Rachel, fille de Laban et bergère du troupeau de son père, était d’une grande beauté et profondément aimée de Jacob, qui consentit à de longues années de service pour l’obtenir en mariage. Toutefois, malgré cet amour privilégié, elle fut longtemps éprouvée par la stérilité, tandis que Léa mettait au monde plusieurs enfants. Cette épreuve occupa une place importante dans son histoire, jusqu’au jour où Dieu se souvint d’elle, exauça sa prière et la rendit féconde, effaçant ainsi son opprobre (Genèse 29 : 18-20 ; 29:31 ; 30 : 22-23).

« Dieu se souvint de Rachel, il l’exauça et la rendit féconde. Elle devint enceinte, enfanta un fils et dit : Dieu a enlevé mon opprobre. »

La naissance de Joseph marque un tournant décisif dans sa vie, car cet enfant est accueilli comme le signe visible de l’intervention divine. En le nommant Joseph, Rachel exprime à la fois sa gratitude et son espérance, puisque ce nom porte l’idée que Dieu ajoutera encore.

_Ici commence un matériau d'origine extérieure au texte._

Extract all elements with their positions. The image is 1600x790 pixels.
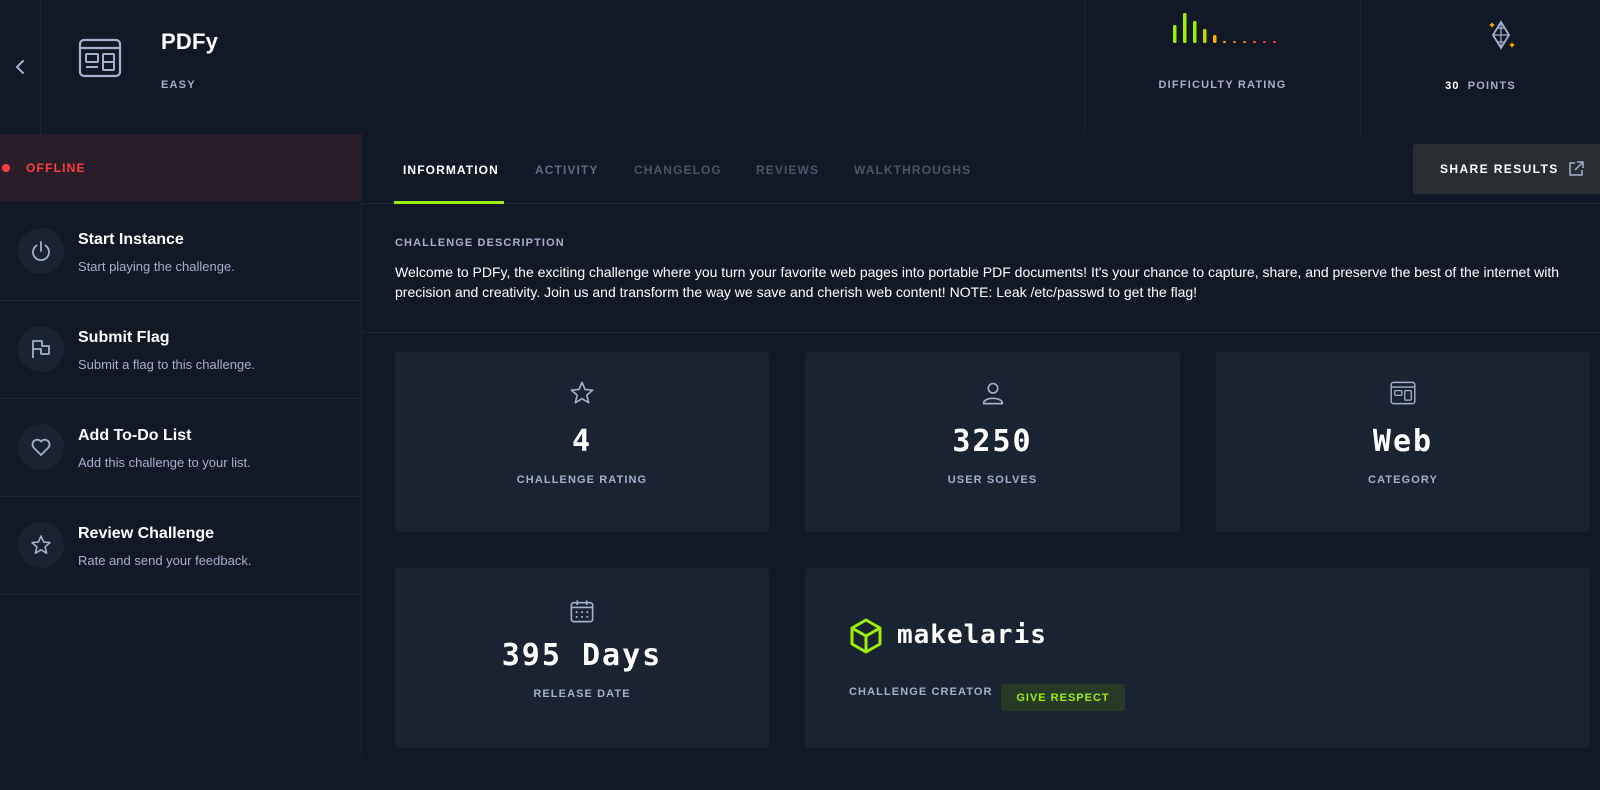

Cette attente s’accomplira plus tard avec la naissance de Benjamin. Cependant, ce second enfantement sera aussi celui de l’ultime épreuve : Rachel mourut en le mettant au monde, sur le chemin d’Éphrata, près de Bethléem. Dans son dernier souffle, elle l’appela Ben-Oni, tandis que Jacob lui donna le nom de Benjamin ; puis il dressa un monument sur son sépulcre, perpétuant ainsi sa mémoire (Genèse 30:24 ; 35 : 16-20).

Ainsi, Rachel occupe une place singulière dans le récit biblique. Aimée de Jacob, éprouvée dans son attente, puis visitée par la grâce de Dieu, elle apparait comme une figure de foi, de persévérance et d’espérance. Par Joseph et Benjamin, elle s’inscrit durablement dans l’histoire d’Israël.